The Lone Ranger Review



            With months of bad buzz and the numerous stories of production troubles, it was difficult to really get excited for The Lone Ranger.  Yet if you looked hard enough you could find glimmers of hope.  The cast included good actors in Armie Hammer, William Fichtner, Tom Wilkinson, Barry Pepper, Ruth Wilson and James Badge Dale.  Johnny Depp and Helen Bonham Carter, despite their very poor role choices as of late, are overdue for something good, and we just witnessed a film with similar bad buzz (World War Z) turn out to be pretty damn good.  However, the biggest hope this film had was its director Gore Verbinski.  For some reason it seems like Verbinski just gets ignored as if he is a crappy director that the studio throws onto a project for a cheap price.  Yet that could be further from the truth.  Verbinski knows how to direct action set pieces, and despite the amount of jokes we may tell nowadays about the Pirates of the Caribbeanseries, the first two films (both directed by Verbinski) are blockbuster filmmaking at its finest.  So with low expectations this film couldn’t possibly go wrong.  Yet it did.  The Lone Ranger is an overlong mess where Verbinski’s direction doesn’t get to shine through until the two-hour mark.

            The Lone Ranger follows John Reid (Armie Hammer) as he travels to the West in order to see a ruthless outlaw (William FIchtner) be hanged as well as reunite with his brother (James Bade Dale) and his sister-in-law (Ruth Wilson), who he may have feelings for.  However, when the outlaw’s gang frees him on the day of his execution, John Reid travels with his brother to recapture him.  This sets in motion a chain of events that leads to John donning the mask and becoming the Lone Ranger.  The film is directed by Gore Verbinski and is written by Justin Haythe, Ted Elliott and Terry Rossio.

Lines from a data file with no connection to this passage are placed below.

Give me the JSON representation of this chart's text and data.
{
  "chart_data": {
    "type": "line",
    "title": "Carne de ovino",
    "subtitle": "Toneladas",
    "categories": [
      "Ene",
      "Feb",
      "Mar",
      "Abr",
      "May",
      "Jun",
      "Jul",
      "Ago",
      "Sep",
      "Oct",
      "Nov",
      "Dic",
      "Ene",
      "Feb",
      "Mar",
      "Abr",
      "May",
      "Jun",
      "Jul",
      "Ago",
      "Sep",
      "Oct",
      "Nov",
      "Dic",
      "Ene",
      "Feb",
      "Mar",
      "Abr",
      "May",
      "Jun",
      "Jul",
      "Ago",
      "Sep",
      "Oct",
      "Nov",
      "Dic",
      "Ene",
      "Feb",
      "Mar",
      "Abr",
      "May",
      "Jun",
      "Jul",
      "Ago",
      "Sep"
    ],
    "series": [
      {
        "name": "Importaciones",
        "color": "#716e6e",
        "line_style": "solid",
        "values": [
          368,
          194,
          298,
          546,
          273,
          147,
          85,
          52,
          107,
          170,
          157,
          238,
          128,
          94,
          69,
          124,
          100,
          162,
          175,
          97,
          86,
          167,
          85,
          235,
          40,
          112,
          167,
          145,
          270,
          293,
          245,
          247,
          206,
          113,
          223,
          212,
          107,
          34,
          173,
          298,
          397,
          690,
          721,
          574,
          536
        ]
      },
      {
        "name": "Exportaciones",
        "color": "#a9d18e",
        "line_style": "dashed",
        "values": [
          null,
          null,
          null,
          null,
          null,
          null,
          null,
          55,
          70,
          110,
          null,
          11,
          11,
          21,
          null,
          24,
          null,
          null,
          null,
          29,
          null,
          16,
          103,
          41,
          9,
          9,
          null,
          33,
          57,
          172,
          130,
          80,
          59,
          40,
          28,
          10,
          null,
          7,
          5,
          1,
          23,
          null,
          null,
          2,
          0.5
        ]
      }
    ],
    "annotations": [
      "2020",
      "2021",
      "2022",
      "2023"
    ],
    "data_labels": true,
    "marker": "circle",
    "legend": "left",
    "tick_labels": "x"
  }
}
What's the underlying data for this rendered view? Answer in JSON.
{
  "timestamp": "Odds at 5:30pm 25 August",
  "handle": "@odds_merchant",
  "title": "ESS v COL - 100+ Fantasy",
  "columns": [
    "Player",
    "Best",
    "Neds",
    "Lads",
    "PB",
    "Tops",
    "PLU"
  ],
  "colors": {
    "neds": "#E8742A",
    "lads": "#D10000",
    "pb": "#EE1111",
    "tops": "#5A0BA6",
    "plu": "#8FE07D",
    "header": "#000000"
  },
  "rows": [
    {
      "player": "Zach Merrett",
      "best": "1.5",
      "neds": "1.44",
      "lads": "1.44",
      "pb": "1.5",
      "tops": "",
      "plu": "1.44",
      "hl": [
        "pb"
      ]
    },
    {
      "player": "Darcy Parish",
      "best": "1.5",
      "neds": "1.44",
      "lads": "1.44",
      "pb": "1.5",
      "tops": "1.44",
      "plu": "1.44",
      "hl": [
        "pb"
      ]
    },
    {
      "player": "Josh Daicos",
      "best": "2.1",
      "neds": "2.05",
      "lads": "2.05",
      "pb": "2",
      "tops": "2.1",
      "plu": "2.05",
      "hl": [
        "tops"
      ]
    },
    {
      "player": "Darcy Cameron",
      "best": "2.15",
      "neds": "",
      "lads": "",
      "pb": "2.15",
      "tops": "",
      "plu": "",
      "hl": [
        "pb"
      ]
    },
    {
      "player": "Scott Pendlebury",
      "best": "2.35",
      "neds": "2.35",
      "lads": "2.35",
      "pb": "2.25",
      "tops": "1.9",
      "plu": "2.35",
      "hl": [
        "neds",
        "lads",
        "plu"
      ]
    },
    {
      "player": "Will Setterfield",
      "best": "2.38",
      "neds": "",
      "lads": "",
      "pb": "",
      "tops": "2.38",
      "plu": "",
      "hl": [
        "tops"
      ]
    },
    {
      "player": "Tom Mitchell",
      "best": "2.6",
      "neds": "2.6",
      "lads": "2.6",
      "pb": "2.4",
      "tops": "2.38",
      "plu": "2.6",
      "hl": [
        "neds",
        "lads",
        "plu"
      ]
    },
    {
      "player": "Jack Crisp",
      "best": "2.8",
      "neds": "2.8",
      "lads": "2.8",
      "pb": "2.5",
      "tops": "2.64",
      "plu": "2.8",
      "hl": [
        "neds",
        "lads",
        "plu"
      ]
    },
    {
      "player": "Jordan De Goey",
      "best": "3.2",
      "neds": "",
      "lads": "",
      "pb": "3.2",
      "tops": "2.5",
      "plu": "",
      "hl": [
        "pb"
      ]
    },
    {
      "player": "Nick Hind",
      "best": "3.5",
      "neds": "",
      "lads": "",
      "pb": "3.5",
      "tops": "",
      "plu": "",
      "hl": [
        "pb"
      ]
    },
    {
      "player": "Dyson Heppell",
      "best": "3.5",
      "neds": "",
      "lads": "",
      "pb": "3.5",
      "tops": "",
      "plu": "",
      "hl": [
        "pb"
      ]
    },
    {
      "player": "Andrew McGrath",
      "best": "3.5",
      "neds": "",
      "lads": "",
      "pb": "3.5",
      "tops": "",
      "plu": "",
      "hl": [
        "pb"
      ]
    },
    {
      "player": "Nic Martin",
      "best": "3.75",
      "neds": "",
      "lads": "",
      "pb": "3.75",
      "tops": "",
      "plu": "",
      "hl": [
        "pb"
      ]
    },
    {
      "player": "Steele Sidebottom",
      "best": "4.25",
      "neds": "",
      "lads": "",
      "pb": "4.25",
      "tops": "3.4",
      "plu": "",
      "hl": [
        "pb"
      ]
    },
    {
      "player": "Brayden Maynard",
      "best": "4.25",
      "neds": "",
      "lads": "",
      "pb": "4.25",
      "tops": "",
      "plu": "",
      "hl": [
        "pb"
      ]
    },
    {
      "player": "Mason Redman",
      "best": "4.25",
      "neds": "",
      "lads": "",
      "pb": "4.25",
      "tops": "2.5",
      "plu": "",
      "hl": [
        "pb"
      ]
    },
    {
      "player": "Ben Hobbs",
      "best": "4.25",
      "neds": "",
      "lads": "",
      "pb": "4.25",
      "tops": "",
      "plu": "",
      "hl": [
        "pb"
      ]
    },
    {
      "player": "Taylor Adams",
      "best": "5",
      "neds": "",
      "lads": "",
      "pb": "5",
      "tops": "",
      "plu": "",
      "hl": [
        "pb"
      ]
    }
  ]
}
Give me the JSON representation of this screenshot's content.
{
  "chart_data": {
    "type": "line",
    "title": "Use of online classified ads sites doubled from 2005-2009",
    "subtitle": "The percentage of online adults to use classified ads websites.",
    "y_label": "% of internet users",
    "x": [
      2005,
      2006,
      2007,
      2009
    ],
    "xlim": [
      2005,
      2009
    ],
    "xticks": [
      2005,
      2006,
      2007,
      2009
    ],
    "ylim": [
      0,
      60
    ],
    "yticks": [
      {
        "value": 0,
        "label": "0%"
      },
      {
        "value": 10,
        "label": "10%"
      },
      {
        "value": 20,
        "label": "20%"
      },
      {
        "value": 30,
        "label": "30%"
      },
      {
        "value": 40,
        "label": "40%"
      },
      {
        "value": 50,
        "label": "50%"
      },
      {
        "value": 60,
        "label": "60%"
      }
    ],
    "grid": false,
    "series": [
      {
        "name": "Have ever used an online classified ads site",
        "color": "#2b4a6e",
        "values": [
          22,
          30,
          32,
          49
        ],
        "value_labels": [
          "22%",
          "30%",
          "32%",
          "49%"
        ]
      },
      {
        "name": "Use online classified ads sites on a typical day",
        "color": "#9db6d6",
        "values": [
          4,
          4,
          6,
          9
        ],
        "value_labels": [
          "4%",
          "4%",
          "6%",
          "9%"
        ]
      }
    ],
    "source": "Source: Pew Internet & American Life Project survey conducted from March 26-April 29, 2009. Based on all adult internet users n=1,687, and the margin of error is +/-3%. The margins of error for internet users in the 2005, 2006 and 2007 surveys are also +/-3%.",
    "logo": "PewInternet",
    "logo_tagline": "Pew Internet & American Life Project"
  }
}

            Something goes horribly wrong for the first two hours of this film.  The script is bad, but there were enough bits that Gore Verbinski should have been able to salvage something out of it.  Yet there is just nothing worth remembering on the screen for those first two hours where we cut back and forth between the late 1800s and the 1930s for no reason at all and we get violence in a similar manner to that of Man of Steel (where massacres of entire races are displayed as just your typical entertaining fight scene).  However, when the movie seems completely lost and headed for the worst of 2013 list, Verbinski is able to pull off one of the best action set pieces of the year in any film.

            The cast of this film is pretty much wasted.  Ruth Wilson and James Badge Dale deserved more screentime, while Johnny Depp gets way too much screentime in one of his worst performances yet as Tonto.  Armie Hammer unfortunately doesn’t get much to grab onto as the lead, but he is charismatic enough to survive the film.  Best in show might be Barry Pepper though as he tries his best at doing a crazy interpretation of George Armstrong Custer.

            One good action sequence is not enough to save an overstuffed and overlong The Lone Ranger.